Imagine you've surfaced to get back on the tour boat and found nothing but an empty, 360-degree expanse of sky and water. The boat has left without you.
Now: Imagine a shark fin breaking the water.
This is all that "Open Water" has going for it. It's enough. Chris Kentis's minimum opus is the kind of movie that makes a mockery of star ratings: It's ridiculously cheap and terrifying at the same time. A word-of-mouth hit at this year's Sundance Film Festival, the film's a no-budget (all right, $130,000), digitally shot, edited-in-a-garage hair-raiser that was dubbed " `Blair Witch' meets `Jaws.' " That calculus is on the money, but it's worth noting that "Water" is a more professional piece of work than the found-object "Blair" and that the cinematography is the least scary thing here.
Taking off from the sort of nightmare you have between mojitos at Club Med -- and which possibly happened to an American couple off Australia's Great Barrier Reef in 1998 -- "Open Water" introduces us to Susan and Daniel (Blanchard Ryan and Daniel Travis). They're attractive in a generic way; even the actors' names have the functional blandness of soap actors or porn stars. So do the performances, at least while the movie's on dry land.
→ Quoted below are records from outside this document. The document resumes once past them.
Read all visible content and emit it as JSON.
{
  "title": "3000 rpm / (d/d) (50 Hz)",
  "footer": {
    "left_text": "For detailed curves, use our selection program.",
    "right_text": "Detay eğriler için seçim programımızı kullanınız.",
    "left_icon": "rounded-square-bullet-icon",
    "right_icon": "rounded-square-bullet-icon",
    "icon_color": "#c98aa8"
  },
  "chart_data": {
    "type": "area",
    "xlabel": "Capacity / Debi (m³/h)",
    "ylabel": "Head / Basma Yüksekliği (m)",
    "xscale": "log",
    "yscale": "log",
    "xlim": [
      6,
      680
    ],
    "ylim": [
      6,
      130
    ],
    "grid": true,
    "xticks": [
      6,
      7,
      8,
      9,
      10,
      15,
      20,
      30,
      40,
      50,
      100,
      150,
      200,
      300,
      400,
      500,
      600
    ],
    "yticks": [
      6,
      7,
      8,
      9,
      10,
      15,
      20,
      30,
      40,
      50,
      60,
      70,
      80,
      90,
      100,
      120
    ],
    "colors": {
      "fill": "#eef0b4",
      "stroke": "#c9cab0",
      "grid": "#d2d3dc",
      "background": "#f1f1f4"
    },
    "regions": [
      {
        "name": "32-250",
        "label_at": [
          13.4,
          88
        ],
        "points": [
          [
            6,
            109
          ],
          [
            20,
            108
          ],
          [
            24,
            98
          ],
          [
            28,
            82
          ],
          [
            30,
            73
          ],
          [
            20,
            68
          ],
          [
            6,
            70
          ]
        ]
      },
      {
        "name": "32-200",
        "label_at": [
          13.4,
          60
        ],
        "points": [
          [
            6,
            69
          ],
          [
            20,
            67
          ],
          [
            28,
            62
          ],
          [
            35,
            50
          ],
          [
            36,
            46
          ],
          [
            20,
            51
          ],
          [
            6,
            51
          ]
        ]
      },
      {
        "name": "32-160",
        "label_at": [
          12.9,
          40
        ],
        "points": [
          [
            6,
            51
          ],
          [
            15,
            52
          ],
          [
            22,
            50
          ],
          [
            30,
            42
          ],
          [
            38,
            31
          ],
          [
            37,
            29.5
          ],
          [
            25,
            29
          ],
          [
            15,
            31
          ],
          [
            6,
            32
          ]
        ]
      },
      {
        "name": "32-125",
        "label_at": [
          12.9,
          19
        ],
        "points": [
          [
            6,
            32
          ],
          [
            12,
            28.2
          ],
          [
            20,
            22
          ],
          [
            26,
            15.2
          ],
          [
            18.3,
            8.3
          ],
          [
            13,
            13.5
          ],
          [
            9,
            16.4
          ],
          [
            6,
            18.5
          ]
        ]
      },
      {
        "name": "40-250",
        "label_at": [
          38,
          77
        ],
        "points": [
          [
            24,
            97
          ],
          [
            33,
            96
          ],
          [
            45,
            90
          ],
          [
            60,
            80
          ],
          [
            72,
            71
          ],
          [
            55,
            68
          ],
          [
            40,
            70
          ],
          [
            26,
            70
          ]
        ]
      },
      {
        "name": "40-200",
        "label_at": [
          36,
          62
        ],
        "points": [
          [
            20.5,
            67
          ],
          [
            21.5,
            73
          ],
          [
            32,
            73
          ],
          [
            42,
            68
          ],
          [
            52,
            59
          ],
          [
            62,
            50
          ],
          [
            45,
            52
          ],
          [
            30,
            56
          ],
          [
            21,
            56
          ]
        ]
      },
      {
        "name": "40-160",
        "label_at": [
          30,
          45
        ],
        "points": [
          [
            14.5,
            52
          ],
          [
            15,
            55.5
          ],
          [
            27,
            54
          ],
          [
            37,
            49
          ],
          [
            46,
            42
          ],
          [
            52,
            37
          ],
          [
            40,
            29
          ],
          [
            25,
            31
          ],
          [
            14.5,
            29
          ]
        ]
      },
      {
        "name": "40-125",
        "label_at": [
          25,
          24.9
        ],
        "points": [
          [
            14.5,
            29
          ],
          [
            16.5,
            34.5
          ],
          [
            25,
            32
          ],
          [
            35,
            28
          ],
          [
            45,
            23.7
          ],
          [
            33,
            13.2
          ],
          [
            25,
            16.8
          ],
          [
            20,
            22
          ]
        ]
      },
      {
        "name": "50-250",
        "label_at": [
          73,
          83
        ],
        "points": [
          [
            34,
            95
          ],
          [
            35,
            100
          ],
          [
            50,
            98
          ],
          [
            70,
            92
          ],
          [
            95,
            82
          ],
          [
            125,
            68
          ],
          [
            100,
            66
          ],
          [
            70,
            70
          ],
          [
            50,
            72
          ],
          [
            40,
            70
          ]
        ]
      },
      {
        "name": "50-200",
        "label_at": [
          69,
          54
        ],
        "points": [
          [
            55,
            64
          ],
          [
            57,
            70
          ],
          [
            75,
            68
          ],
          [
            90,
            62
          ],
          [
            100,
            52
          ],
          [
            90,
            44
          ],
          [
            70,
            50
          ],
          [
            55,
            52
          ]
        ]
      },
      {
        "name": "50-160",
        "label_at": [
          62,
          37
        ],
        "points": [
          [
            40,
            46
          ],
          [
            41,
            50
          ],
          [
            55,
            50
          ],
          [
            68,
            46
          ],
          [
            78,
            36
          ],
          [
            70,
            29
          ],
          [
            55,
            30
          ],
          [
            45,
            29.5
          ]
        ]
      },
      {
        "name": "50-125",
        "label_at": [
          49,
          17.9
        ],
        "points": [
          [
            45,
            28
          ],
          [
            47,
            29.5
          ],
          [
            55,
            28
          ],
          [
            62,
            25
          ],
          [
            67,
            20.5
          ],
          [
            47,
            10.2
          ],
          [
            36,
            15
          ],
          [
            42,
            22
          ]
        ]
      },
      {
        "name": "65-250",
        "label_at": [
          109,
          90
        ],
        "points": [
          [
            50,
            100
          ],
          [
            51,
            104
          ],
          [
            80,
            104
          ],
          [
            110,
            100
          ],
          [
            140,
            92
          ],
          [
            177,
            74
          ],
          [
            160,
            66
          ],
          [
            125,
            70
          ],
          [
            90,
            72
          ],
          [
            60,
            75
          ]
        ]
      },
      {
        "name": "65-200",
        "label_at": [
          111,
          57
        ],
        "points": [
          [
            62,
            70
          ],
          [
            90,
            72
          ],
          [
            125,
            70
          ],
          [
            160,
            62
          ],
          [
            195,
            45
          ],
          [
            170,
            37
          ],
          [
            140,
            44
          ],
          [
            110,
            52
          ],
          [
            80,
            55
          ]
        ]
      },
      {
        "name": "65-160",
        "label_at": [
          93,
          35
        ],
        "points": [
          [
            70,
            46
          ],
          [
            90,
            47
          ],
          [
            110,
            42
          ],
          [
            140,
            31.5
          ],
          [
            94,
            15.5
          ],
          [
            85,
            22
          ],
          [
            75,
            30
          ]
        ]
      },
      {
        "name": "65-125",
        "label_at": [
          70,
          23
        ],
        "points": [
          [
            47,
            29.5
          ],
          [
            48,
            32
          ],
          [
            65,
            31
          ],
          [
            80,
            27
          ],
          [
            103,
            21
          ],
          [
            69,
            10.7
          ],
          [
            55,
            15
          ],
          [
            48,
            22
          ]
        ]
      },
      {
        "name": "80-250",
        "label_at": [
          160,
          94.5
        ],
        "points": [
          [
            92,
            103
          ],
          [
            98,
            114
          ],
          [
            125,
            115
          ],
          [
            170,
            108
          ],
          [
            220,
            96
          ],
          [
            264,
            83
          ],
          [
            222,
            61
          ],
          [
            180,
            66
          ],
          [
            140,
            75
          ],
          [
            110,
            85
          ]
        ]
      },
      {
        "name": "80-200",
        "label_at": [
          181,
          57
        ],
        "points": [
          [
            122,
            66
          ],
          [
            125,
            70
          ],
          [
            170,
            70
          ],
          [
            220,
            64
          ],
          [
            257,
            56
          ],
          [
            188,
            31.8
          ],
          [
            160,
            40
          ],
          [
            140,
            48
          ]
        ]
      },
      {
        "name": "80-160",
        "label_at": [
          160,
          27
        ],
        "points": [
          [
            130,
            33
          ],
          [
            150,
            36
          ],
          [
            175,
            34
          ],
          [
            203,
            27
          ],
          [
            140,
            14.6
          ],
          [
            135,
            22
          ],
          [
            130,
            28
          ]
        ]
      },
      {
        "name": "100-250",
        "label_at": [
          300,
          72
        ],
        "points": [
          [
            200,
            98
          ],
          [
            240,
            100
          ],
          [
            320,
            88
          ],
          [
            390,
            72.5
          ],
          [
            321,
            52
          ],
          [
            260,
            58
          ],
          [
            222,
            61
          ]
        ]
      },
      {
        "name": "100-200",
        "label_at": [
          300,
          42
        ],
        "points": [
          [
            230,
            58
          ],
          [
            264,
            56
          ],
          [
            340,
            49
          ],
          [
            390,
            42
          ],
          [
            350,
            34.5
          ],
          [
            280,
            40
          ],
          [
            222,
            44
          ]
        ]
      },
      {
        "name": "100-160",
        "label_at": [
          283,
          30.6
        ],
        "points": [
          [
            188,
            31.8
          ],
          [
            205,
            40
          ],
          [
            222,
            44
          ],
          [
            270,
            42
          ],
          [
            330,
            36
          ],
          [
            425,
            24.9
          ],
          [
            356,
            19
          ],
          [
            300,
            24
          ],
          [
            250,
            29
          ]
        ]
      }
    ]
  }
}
On vacation somewhere in the tropics, Susan and Daniel take a tour boat out to scuba dive a submerged reef. They're experienced divers, and while they're off on their own the guides topside are busy miscounting heads. When the two pop up to the surface, not only has the boat left for port but they're already being swept out to sea by a powerful current.
For the rest of "Open Water," we stick with Susan and Daniel, through sunburn and dehydration, through hopes raised and dashed and raised again, through arguments that seem cosmically petty given the allegorical direness of the situation. When Susan explodes "I wanted to go skiing!" we can't help but laugh, both because these two seem almost too small for their circumstances and because we're nervous as hell, too.
As we should be, given the sharks.
They come around slowly, are gone for long swaths of time, then reappear with a flick of a fin and a sandpaper brush against the leg. They hint at the vast predatory world below the surface for whom Susan and Daniel are little more than chum. The fact that the film's budget didn't allow for CGI trickery or protective cages -- that we're seeing the reality of two actors in the water surrounded by sharks -- further ratchets up the tension. Does that crack in the voice come from Susan? Or from the woman playing her?
"Open Water" is a stunt, one you either buy into or not. You may not be able to get past the low-rent cinematography, writing, and performances, or you may simply like a little more narrative meat on your movie's bones. For others, it's the very simplicity that's the hook -- the way the film uses our current language of "realism" to lull us into suspending disbelief. Handheld video imagery, natural sound, long takes, no soundtrack music: It's like reality TV, except the threat of disaster is topic A instead of implied subtext.
As fumbling and limited as it is, "Open Water" succeeds: The film puts you at sea level with horizon all around and makes you feel very, very vulnerable. Kentis shows what he's able to as straightforwardly as possible, and what he can't show, he lets you imagine. If you subtract the sharks, that's close to a working definition of cinema itself.